How do you remain “steadfast and immovable” during a trial of faith? You immerse yourself in the very things that helped build your core of faith: you exercise faith in Christ, you pray, you ponder the scriptures, you repent, you keep the commandments, and you serve others.

When faced with a trial of faith—whatever you do, you don’t step away from the Church! Distancing yourself from the kingdom of God during a trial of faith is like leaving the safety of a secure storm cellar just as the tornado comes into view.

Elder Neil L. Anderson – Trial of Your Faith – General Conference October 2012

As long as we keep our centered focus on Christ, on the teachings and principle truths of the Gospel of Christ, seek out personal revelation, and willingly submit ourselves and our will over to Heavenly Father – we are strengthened and encouraged to endure any suffering, affliction, and trial. For such – our faith is strengthened as we endure with longsuffering and patience.

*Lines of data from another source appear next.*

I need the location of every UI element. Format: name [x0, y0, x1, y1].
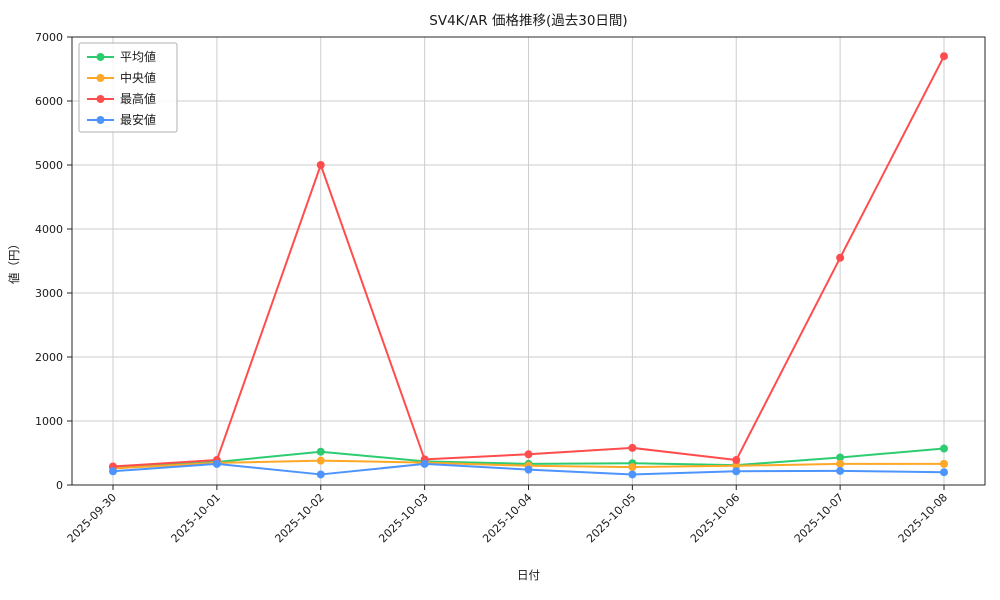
x-tick-label: 2025-10-02	[272, 491, 326, 545]
data-point-max	[836, 253, 845, 262]
y-tick-label: 5000	[35, 159, 63, 172]
y-tick-label: 2000	[35, 351, 63, 364]
y-tick-label: 6000	[35, 95, 63, 108]
legend-box	[78, 42, 178, 133]
x-axis-label: 日付	[517, 568, 540, 582]
x-tick-label: 2025-10-08	[896, 491, 950, 545]
y-tick-label: 0	[56, 479, 63, 492]
legend-marker-mean	[96, 53, 105, 61]
y-axis-ticks: 0 1000 2000 3000 4000 5000 6000 7000	[35, 31, 72, 492]
y-tick-label: 7000	[35, 31, 63, 44]
x-tick-label: 2025-10-05	[584, 491, 638, 545]
legend-label-mean: 平均値	[120, 49, 156, 64]
chart-title: SV4K/AR 価格推移(過去30日間)	[429, 13, 627, 29]
legend-marker-max	[96, 95, 105, 103]
data-point-min	[732, 467, 741, 476]
y-tick-label: 4000	[35, 223, 63, 236]
legend-label-max: 最高値	[120, 91, 156, 106]
legend-marker-median	[96, 74, 105, 82]
x-tick-label: 2025-10-06	[688, 491, 742, 545]
data-point-mean	[836, 453, 845, 462]
data-point-min	[420, 459, 429, 468]
data-point-min	[109, 467, 117, 476]
x-tick-label: 2025-10-04	[480, 491, 534, 545]
data-point-max	[940, 52, 948, 61]
data-point-max	[316, 161, 325, 169]
x-tick-label: 2025-10-01	[169, 491, 223, 545]
y-tick-label: 1000	[35, 415, 63, 428]
data-point-mean	[316, 447, 325, 456]
series-min	[109, 459, 948, 479]
data-point-max	[524, 450, 533, 459]
data-point-min	[628, 470, 637, 479]
data-point-min	[940, 468, 948, 477]
data-point-mean	[940, 444, 948, 453]
data-point-min	[524, 465, 533, 474]
data-point-min	[212, 459, 221, 468]
x-tick-label: 2025-10-03	[376, 491, 430, 545]
data-point-median	[316, 456, 325, 465]
y-tick-label: 3000	[35, 287, 63, 300]
x-tick-label: 2025-09-30	[65, 491, 119, 545]
data-point-median	[940, 459, 948, 468]
data-point-max	[732, 456, 741, 465]
legend-marker-min	[96, 116, 105, 124]
data-point-min	[316, 470, 325, 479]
data-point-min	[836, 466, 845, 475]
data-point-median	[836, 459, 845, 468]
y-axis-label: 値（円）	[7, 238, 21, 284]
x-tick-label: 2025-10-07	[792, 491, 846, 545]
data-point-median	[628, 463, 637, 472]
data-point-max	[628, 443, 637, 452]
legend-label-median: 中央値	[120, 70, 156, 85]
x-axis-ticks: 2025-09-30 2025-10-01 2025-10-02 2025-10-03…	[65, 485, 950, 545]
grid-lines	[72, 36, 985, 486]
legend-label-min: 最安値	[120, 112, 156, 127]
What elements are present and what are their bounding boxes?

Going forward with faith and purpose teaches us that virtue of patience and reliance upon God. Seeking him diligently and know of a surety he will answer and respond.

Key Point

When we feel that our Heavenly Father is distant it is because we may have hidden ourselves from him. Either we have become discouraged and disappointed in the face of our trials, we fail to place our confidence and trust in Christ so that our burdens are lighten and we have a peace of mind. Or we have ceased in diligently seeking after Him and His will through those spiritual disciplines of prayer, fasting, meditating, scripture study and reading, and serving others. Perchance we approach our Heavenly Father with our own personal agenda that he responds to our requests according to our own timeline and according to our own will instead of humbling ourselves and submit over to His will and His timing.

Meditate and Ponder

Are you doing all you are capable of doing to diligently seek after him? Is there some difficulty, circumstance, or trial you are facing where your faith requires enduring patience? Have you come to a place of doubt and lack confidence and trust in God? What is your present attitude and spiritual condition? How willing, and committed, are you in humbling yourself and seeking after Christ with diligence and confidence?